The Suez Canal is blocked and it has taken the world shipping industry back to the 18th and early 19th century situation where they have to follow along the Cape of Good Hope and choose the costlier route for transportation. The skyscraper-sized cargo ship blocking Egypt’s Suez Canal, like a “beached whale”, may remain stuck for weeks as salvage teams work to free the vessel.
Efforts to dislodge the huge Ever Given container ship that is blocking the Suez Canal will take until at least next Wednesday, increasing the possibility of more consequences from the disaster, which has already disrupted the flow of crude, grain and automobiles. This could dry up world trade significantly making many nations suffer.
According to people familiar with the situation, refloating the 200,000-ton ship, which is now deeply wedged across a critical maritime trade route, would take about a week of operation, and probably longer, according to people familiar with the situation who wished to remain anonymous to share private information. Initially, rescue operations were only supposed to last a few days.
As the maritime industry scrambles to keep supplies going, vessels expected to cross the Suez Canal are starting expensive and time-consuming detours across Africa. Shipping prices are now increasing — the cost of shipping a 40-foot container from China to Europe has almost quadrupled in the last year — bringing a new challenge to the global supply chains, which is still wracked with shortages and disruptions as a result of the pandemic.
A protracted backlog between Europe and Asia threatens to throw ships off schedule which are scheduled months in advance so importers can prepare their orders, maintain inventories and keep store shelves stocked or manufacturing lines going.
As per Al Jazeera, rerouting around South Africa’s Cape of Good Hope would add 6,000 miles to the journey and something like $300,000 in fuel costs for a supertanker delivering Middle East oil to Europe. Shipbrokers report that oil traders are increasingly hiring tankers with “just-in-case” options to sail around Africa should the blockage drag on.
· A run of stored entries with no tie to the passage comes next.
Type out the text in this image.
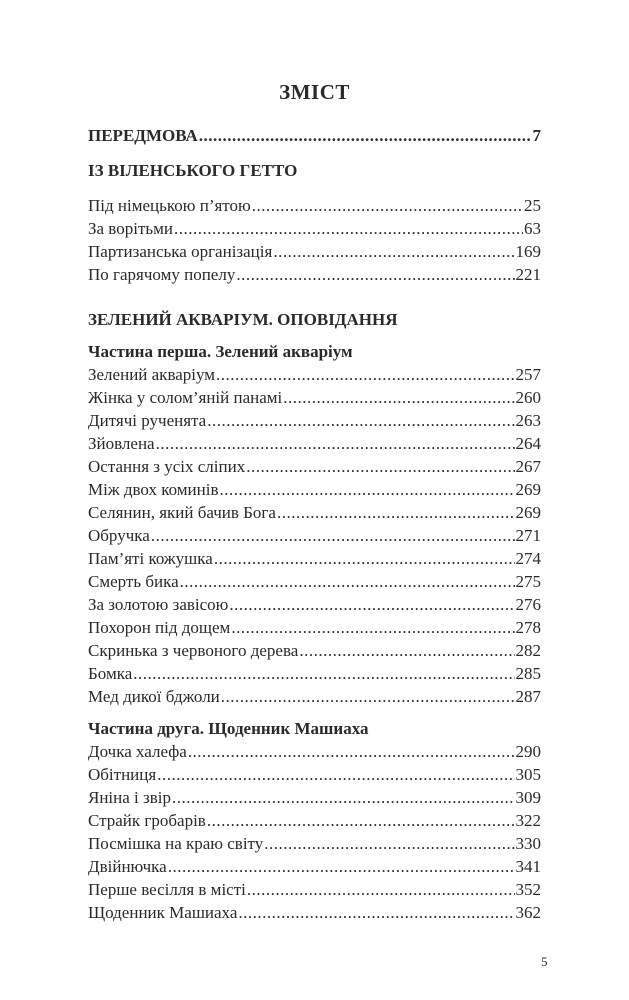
ЗМІСТ
ПЕРЕДМОВА .....	7
ІЗ ВІЛЕНСЬКОГО ГЕТТО
Під німецькою п’ятою .....	25
За ворітьми .....	63
Партизанська організація .....	169
По гарячому попелу .....	221
ЗЕЛЕНИЙ АКВАРІУМ. ОПОВІДАННЯ
Частина перша. Зелений акваріум
Зелений акваріум .....	257
Жінка у солом’яній панамі .....	260
Дитячі рученята .....	263
Зйовлена .....	264
Остання з усіх сліпих .....	267
Між двох коминів .....	269
Селянин, який бачив Бога .....	269
Обручка .....	271
Пам’яті кожушка .....	274
Смерть бика .....	275
За золотою завісою .....	276
Похорон під дощем .....	278
Скринька з червоного дерева .....	282
Бомка .....	285
Мед дикої бджоли .....	287
Частина друга. Щоденник Машиаха
Дочка халефа .....	290
Обітниця .....	305
Яніна і звір .....	309
Страйк гробарів .....	322
Посмішка на краю світу .....	330
Двійнючка .....	341
Перше весілля в місті .....	352
Щоденник Машиаха .....	362
5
After the blockage first emerged, charter rates for oil tankers have risen in several areas. Suezmax boats, which transport 1 million barrels across the canal on a daily basis, are now fetching about $17,000 per day, the highest since June 2020.
All of these developments are coinciding and as things become stagnated, the situation of world trade may become more precarious. A world that is already reeling with the COVID-19 stagnation will have the problems increased for a while.
“Evergreen Line will continue to coordinate with the shipowner and Suez Canal Authority to deal with the situation with the utmost urgency, ensuring the resumption of the voyage as soon as possible and to mitigate the effects of the incident,” Taiwan’s Evergreen Marine Corp, which leased the vessel, said.